Base lexers should conform to the
[interface expected by Nearley](https://nearley.js.org/docs/tokenizers#custom-lexers).
Nearley doesn't fully specify how token streams are terminated, but we assume
moo-like behavior and specify that wrapped lexers must return `undefined` from
`next()` when there are no further tokens.

Tokens from the `next()` method of the base lexer must be objects with the
Nearley-specified `value` field, but there are no other requirements under the
default configuration. If custom `options.controlTokenRecognizer()` or
`options.buildToken()` functions are specified, tokens must additionally be
acceptable to them.

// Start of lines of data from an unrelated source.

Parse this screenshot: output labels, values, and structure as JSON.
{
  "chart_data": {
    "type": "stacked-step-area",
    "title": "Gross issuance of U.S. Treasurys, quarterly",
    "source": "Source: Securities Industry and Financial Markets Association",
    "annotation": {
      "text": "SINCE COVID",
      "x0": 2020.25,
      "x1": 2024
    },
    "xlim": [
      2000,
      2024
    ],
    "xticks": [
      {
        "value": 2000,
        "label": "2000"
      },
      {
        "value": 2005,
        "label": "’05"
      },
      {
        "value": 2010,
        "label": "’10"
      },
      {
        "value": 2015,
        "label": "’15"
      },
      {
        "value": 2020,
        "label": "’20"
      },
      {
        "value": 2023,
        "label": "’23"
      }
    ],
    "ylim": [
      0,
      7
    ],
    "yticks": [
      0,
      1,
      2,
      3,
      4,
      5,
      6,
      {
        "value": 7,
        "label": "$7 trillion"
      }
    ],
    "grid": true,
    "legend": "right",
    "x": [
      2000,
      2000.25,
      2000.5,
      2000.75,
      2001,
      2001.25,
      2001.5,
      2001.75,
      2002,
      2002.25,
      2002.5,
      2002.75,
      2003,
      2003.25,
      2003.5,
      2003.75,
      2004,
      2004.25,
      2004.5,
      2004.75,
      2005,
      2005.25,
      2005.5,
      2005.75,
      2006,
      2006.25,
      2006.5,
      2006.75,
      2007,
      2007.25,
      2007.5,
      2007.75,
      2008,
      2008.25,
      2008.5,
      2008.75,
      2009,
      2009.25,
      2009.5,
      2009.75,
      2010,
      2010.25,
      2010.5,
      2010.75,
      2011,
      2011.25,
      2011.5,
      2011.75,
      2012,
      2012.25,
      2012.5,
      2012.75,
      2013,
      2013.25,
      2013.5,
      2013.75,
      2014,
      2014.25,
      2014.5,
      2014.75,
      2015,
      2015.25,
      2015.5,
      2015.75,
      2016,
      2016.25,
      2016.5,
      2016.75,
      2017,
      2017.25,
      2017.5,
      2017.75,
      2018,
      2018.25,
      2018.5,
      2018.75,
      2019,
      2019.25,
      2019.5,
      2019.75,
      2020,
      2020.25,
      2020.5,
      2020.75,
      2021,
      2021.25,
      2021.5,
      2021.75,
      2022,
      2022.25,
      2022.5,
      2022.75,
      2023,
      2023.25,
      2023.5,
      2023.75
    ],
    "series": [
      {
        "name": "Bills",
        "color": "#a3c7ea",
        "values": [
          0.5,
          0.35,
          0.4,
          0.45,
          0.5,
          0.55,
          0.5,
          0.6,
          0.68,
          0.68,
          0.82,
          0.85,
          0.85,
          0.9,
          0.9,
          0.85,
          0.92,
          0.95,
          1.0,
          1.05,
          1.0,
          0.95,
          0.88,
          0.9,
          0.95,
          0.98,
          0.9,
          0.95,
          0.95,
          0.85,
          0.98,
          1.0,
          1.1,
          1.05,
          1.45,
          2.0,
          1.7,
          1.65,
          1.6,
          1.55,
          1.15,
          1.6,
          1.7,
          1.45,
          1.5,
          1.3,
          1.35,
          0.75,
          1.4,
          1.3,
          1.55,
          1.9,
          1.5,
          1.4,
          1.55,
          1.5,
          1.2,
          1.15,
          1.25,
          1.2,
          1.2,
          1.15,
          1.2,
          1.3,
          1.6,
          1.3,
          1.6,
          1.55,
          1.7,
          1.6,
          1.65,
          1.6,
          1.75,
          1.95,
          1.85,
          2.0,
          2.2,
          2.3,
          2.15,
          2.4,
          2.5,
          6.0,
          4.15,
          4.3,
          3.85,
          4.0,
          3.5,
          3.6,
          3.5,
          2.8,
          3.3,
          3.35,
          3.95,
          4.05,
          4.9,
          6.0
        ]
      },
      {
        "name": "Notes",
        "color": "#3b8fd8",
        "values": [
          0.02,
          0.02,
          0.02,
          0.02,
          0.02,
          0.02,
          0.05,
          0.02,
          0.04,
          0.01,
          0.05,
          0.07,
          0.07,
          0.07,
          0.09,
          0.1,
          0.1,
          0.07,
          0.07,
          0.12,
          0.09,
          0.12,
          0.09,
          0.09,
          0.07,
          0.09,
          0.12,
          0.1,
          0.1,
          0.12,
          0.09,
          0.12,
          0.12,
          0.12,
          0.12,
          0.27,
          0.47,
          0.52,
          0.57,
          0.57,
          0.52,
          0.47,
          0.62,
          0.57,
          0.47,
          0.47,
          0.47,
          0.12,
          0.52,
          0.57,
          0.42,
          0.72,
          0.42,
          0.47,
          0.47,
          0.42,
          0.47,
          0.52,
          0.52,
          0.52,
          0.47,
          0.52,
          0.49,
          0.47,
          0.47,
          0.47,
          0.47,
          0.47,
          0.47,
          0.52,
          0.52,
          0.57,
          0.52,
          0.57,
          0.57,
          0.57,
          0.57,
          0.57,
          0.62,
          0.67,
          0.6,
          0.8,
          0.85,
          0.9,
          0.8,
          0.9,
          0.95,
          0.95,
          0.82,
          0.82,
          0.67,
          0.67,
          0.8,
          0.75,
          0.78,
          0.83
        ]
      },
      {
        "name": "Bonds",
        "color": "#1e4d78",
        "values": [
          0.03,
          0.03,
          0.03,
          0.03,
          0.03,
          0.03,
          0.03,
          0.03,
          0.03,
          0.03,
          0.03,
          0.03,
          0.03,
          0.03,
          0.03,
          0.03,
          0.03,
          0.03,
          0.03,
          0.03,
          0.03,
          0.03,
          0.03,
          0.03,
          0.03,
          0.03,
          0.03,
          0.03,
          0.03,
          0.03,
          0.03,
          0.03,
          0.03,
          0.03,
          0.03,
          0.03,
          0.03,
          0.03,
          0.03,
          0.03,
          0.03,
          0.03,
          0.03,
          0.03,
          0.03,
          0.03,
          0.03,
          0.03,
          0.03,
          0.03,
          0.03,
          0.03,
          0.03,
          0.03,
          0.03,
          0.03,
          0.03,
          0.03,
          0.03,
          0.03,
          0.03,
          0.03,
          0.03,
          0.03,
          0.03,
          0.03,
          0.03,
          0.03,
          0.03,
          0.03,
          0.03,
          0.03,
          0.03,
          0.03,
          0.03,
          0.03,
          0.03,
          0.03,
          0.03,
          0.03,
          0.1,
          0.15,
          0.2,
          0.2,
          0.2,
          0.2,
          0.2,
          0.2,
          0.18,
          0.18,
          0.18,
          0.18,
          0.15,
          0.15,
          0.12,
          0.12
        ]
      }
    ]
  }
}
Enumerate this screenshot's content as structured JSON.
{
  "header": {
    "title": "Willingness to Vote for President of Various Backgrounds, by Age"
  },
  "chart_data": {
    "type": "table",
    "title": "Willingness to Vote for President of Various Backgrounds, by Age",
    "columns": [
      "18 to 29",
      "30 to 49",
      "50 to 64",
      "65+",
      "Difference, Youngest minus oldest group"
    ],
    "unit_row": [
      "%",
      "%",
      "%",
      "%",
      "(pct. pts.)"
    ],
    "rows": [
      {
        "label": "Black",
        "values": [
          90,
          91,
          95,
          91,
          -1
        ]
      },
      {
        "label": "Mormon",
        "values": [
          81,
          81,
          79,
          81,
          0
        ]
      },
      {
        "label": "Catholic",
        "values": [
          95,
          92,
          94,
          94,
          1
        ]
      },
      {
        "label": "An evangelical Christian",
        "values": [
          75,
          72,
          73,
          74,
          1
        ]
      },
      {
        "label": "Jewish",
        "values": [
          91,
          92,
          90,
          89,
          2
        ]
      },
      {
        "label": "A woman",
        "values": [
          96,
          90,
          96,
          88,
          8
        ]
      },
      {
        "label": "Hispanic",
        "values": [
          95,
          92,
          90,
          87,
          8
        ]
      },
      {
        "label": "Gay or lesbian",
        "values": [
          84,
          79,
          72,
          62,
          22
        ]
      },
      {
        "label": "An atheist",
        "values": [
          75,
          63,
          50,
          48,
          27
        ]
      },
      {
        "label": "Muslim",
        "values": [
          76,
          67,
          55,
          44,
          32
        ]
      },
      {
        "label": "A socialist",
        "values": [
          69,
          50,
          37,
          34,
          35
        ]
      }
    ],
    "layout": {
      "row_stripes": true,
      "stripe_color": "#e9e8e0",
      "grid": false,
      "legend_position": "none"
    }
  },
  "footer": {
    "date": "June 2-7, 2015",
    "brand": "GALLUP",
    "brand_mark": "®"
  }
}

The default control token recognizer requires only a `value`
field and the default token builder requires only that base tokens are objects.

## Extras

- `IndentifyLexer.ConsistentIndentEnforcer` - a line listener, suitable to
  provide to `options.lineListeners`, that enforces consistent indentation
  between lines.

  "Consistent" here means that the string indent prefix of contiguous non-empty
  lines at the same numerical indent level are the same string, the indent
  prefix of indented non-empty lines are prefixed by the indent prefix of the
  previous less-indented non-empty line, and the indent prefix of dedented
  non-empty lines forms a prefix of the indent prefix of the previous
  more-indented non-empty line.